If you give the compiler a value which is not of type Animal, that means it is not assignable to any of the members of the union. It fails each and every one. A full reporting of why that value is inappropriate would be very, very long, as the compiler mentions each member of the union and how your value fails to match it. Something like:

const myAnimal: Animal = { swim: "greatly", color: "yellow", size: "large", } // error!
/* Type { swim: string; color: string; size: string; } is not assignable to Animal.
 - It can't be a { ✂ 1st union member ✂ } because its 'size' property is 'string' and not 'undefined'
 - It can't be a { ✂ 2nd union member ✂ } because its 'color' property is 'string' and not 'undefined'
 - It can't be a { ✂ 3rd union member ✂ } because its 'size' property is 'string' and not 'undefined'
 - It can't be a { ✂ 4th union member ✂ } because its 'color' property is 'string' and not 'undefined'
 - It can't be a { ✂ 5th union member ✂ } because its 'size' property is 'string' and not 'undefined'
 - It can't be a { ✂ 6th union member ✂ } because its 'fly' property is 'undefined' and not 'string'
 - It can't be a { ✂ 7th union member ✂ } because its 'fly' property is 'undefined' and not 'string'
 - It can't be a { ✂ 8th union member ✂ } because its 'fly' property is 'undefined' and not 'string'
 - It can't be a { ✂ 9th union member ✂ } because its 'fly' property is 'undefined' and not 'string'
 - It can't be a { ✂ 10th union member ✂ } because its 'fly' property is 'undefined' and not 'string'
*/

Some unions have thousands of members, so it is not realistic for the compiler to give a full accounting of all the ways in which a value fails to be assignable to it. It has to do something else.

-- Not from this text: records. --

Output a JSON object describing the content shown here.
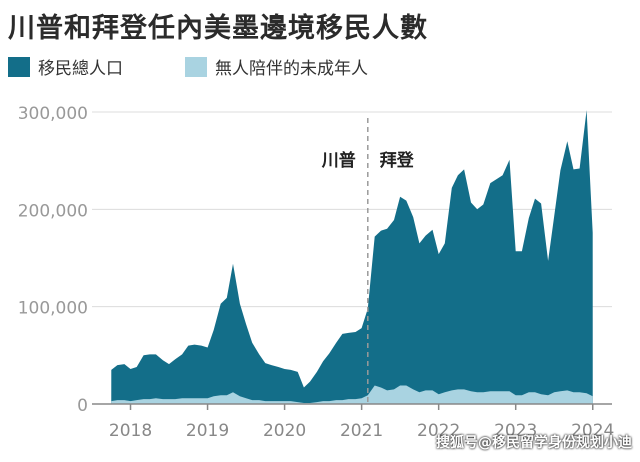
{
  "title": "川普和拜登任內美墨邊境移民人數",
  "colors": {
    "series1": "#136e89",
    "series2": "#a9d3e1",
    "axis": "#888888",
    "grid": "#dcdcdc",
    "divider": "#9a9a9a"
  },
  "legend": [
    {
      "label": "移民總人口",
      "color": "#136e89"
    },
    {
      "label": "無人陪伴的未成年人",
      "color": "#a9d3e1"
    }
  ],
  "annotations": {
    "left": "川普",
    "right": "拜登"
  },
  "watermark": "搜狐号@移民留学身份规划小迪",
  "chart_data": {
    "type": "area",
    "title": "川普和拜登任內美墨邊境移民人數",
    "ylim": [
      0,
      300000
    ],
    "xlim": [
      2017.5,
      2024.25
    ],
    "y_ticks": [
      0,
      100000,
      200000,
      300000
    ],
    "y_tick_labels": [
      "0",
      "100,000",
      "200,000",
      "300,000"
    ],
    "x_ticks": [
      2018,
      2019,
      2020,
      2021,
      2022,
      2023,
      2024
    ],
    "x_tick_labels": [
      "2018",
      "2019",
      "2020",
      "2021",
      "2022",
      "2023",
      "2024"
    ],
    "divider_x": 2021.08,
    "grid": true,
    "series": [
      {
        "name": "移民總人口",
        "x": [
          2017.75,
          2017.83,
          2017.92,
          2018.0,
          2018.08,
          2018.17,
          2018.25,
          2018.33,
          2018.42,
          2018.5,
          2018.58,
          2018.67,
          2018.75,
          2018.83,
          2018.92,
          2019.0,
          2019.08,
          2019.17,
          2019.25,
          2019.33,
          2019.42,
          2019.5,
          2019.58,
          2019.67,
          2019.75,
          2019.83,
          2019.92,
          2020.0,
          2020.08,
          2020.17,
          2020.25,
          2020.33,
          2020.42,
          2020.5,
          2020.58,
          2020.67,
          2020.75,
          2020.83,
          2020.92,
          2021.0,
          2021.08,
          2021.17,
          2021.25,
          2021.33,
          2021.42,
          2021.5,
          2021.58,
          2021.67,
          2021.75,
          2021.83,
          2021.92,
          2022.0,
          2022.08,
          2022.17,
          2022.25,
          2022.33,
          2022.42,
          2022.5,
          2022.58,
          2022.67,
          2022.75,
          2022.83,
          2022.92,
          2023.0,
          2023.08,
          2023.17,
          2023.25,
          2023.33,
          2023.42,
          2023.5,
          2023.58,
          2023.67,
          2023.75,
          2023.83,
          2023.92,
          2024.0
        ],
        "values": [
          35000,
          40000,
          41000,
          36000,
          38000,
          50000,
          51000,
          51000,
          45000,
          41000,
          46000,
          51000,
          60000,
          61000,
          60000,
          58000,
          76000,
          103000,
          109000,
          144000,
          103000,
          82000,
          63000,
          51000,
          42000,
          40000,
          38000,
          36000,
          35000,
          33000,
          17000,
          23000,
          33000,
          44000,
          52000,
          63000,
          72000,
          73000,
          74000,
          78000,
          98000,
          172000,
          178000,
          180000,
          189000,
          213000,
          209000,
          192000,
          165000,
          173000,
          179000,
          154000,
          165000,
          222000,
          235000,
          241000,
          207000,
          200000,
          205000,
          227000,
          231000,
          235000,
          251000,
          157000,
          157000,
          191000,
          211000,
          206000,
          147000,
          193000,
          240000,
          270000,
          241000,
          242000,
          302000,
          176000
        ]
      },
      {
        "name": "無人陪伴的未成年人",
        "x": [
          2017.75,
          2017.83,
          2017.92,
          2018.0,
          2018.08,
          2018.17,
          2018.25,
          2018.33,
          2018.42,
          2018.5,
          2018.58,
          2018.67,
          2018.75,
          2018.83,
          2018.92,
          2019.0,
          2019.08,
          2019.17,
          2019.25,
          2019.33,
          2019.42,
          2019.5,
          2019.58,
          2019.67,
          2019.75,
          2019.83,
          2019.92,
          2020.0,
          2020.08,
          2020.17,
          2020.25,
          2020.33,
          2020.42,
          2020.5,
          2020.58,
          2020.67,
          2020.75,
          2020.83,
          2020.92,
          2021.0,
          2021.08,
          2021.17,
          2021.25,
          2021.33,
          2021.42,
          2021.5,
          2021.58,
          2021.67,
          2021.75,
          2021.83,
          2021.92,
          2022.0,
          2022.08,
          2022.17,
          2022.25,
          2022.33,
          2022.42,
          2022.5,
          2022.58,
          2022.67,
          2022.75,
          2022.83,
          2022.92,
          2023.0,
          2023.08,
          2023.17,
          2023.25,
          2023.33,
          2023.42,
          2023.5,
          2023.58,
          2023.67,
          2023.75,
          2023.83,
          2023.92,
          2024.0
        ],
        "values": [
          3000,
          4000,
          4000,
          3000,
          4000,
          5000,
          5000,
          6000,
          5000,
          5000,
          5000,
          6000,
          6000,
          6000,
          6000,
          6000,
          8000,
          9000,
          9000,
          12000,
          8000,
          6000,
          4000,
          4000,
          3000,
          3000,
          3000,
          3000,
          3000,
          2000,
          1000,
          1000,
          2000,
          3000,
          3000,
          4000,
          4000,
          5000,
          5000,
          6000,
          9000,
          19000,
          17000,
          14000,
          15000,
          19000,
          19000,
          15000,
          12000,
          14000,
          14000,
          10000,
          12000,
          14000,
          15000,
          15000,
          13000,
          12000,
          12000,
          13000,
          13000,
          13000,
          13000,
          9000,
          9000,
          12000,
          12000,
          10000,
          9000,
          12000,
          13000,
          14000,
          12000,
          12000,
          11000,
          8000
        ]
      }
    ]
  }
}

Now, it could try to find "the closest" member of the union to the value according to some metric, and then report only an error there. Or maybe it could try to find "the most common" reason for failure and report that. Or maybe it could do some other more human-friendly heuristic. But it doesn't do any of those things; it picks the last member in the union, and reports that one:

const myAnimal: Animal = { swim: "greatly", color: "yellow", size: "large", } // error!
/* Type '{ swim: string; color: string; size: string; }' is not assignable to type 'Animal'.
  It is missing the following properties from type '{ ✂ 10th union member ✂ }' : volume, fly */

This message is not wrong. It's just not particularly illuminating or intuitive.

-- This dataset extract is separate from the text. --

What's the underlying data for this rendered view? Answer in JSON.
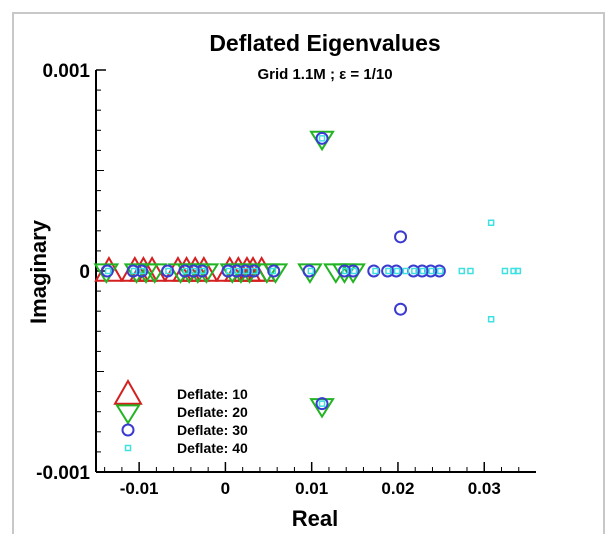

There was a GitHub issue filed at microsoft/TypeScript#4451 asking for something better, but it was closed as "Won't Fix", with the main explanatory comment being that it wouldn't be obvious how to write a good algorithm here.

So that's, unfortunately, how it is. You get some error message that correctly explains part of the reason why your value is bad, but not necessarily "the" reason a clever human being might give.